Re-Questioning Green Architecture in Egypt: A Need, a Movement or a Style?
Author(s) -
Karim Kesseiba
Publication year - 2019
Publication title -
european journal of social sciences
Language(s) - English
Resource type - Journals
ISSN - 2601-8632
DOI - 10.26417/ejss-2019.v2i3-72
Subject(s) - architecture , sustainability , environmentally friendly , sustainable development , sustainable design , context (archaeology) , commodity , architectural engineering , order (exchange) , built environment , business , engineering , political science , law , civil engineering , ecology , history , visual arts , art , archaeology , finance , biology
Green architecture is considered the contemporary architectural paradigm. Amid threats of the lack of non-renewable energy, the calls for environmental sustainability and sustainable development, being ‘green’ is becoming an aspiration as well as a threat for many architects. Architects to a wide extent are required to adopt one sort of being ‘green’ in their contemporary additions to the built environment.

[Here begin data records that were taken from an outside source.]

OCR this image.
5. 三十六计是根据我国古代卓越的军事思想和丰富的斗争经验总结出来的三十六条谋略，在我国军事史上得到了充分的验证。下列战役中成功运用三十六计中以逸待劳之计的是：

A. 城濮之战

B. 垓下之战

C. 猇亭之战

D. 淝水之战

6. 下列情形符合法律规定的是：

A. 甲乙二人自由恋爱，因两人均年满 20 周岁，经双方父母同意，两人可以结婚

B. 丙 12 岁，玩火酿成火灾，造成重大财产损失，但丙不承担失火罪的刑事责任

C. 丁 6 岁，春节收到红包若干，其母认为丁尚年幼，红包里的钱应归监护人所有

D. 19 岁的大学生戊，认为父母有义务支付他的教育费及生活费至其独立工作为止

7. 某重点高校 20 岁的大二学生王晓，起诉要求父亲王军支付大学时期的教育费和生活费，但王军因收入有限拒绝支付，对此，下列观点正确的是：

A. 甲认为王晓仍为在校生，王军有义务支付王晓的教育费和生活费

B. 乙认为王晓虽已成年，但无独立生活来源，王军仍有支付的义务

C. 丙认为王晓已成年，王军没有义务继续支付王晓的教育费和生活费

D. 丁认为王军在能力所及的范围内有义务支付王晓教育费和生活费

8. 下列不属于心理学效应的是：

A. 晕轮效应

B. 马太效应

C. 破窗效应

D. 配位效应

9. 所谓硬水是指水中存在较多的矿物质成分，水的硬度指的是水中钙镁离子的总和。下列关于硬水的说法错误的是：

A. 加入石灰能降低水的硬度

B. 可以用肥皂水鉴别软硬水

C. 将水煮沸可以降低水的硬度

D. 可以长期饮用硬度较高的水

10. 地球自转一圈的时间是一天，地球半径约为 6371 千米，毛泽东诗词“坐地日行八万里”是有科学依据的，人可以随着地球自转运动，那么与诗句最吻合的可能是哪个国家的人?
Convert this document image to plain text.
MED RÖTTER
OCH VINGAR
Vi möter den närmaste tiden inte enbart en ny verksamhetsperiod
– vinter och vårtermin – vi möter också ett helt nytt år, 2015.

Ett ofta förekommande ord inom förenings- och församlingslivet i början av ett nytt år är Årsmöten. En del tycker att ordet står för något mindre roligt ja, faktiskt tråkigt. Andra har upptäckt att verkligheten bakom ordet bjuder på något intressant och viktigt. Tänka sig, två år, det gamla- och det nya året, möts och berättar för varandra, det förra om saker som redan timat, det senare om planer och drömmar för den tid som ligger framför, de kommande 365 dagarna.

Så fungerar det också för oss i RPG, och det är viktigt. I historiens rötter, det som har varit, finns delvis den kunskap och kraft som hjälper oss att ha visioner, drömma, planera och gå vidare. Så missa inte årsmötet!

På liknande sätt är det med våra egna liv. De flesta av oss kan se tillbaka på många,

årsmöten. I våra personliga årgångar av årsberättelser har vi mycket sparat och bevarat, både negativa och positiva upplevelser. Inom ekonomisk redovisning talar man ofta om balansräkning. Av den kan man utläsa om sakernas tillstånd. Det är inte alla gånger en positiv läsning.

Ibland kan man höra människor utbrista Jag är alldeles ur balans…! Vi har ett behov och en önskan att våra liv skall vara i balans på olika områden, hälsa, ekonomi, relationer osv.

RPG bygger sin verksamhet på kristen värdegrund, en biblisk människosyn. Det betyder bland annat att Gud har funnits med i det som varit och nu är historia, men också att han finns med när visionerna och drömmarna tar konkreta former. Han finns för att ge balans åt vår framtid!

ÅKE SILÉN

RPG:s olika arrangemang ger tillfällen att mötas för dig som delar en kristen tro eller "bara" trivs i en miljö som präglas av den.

However, very limited differentiations are subjected to the difference between ‘sustainable architecture’, ‘environmentally-friendly architecture’, and ‘green architecture’. This is one side of the debate; however, the most important side is, whether this new trend in contemporary Egyptian architecture is a need, a movement, or merely a style. The other important query is whether ‘sustainable architecture’ is becoming a commodity to fulfill international claims regardless of how it is implemented. In order to answer those questions, the paper first presents the differences between notions of ‘green architecture’, ‘sustainable architecture’ and ‘environmentally-friendly architecture’ and based on literature review as well as observations from international precedents. Afterwards, those three notions are explored and analyzed in the Egyptian context to understand where precisely the claimed sustainable or environmentally friendly buildings in Egypt stand in relation to the outcomes of the literature review. Finally, the need for following those notions in Egypt are re-questioned, in order to explore whether the claims for sustainability are becoming a commodity, especially in the shadows of the misuse of previously discussed slogans.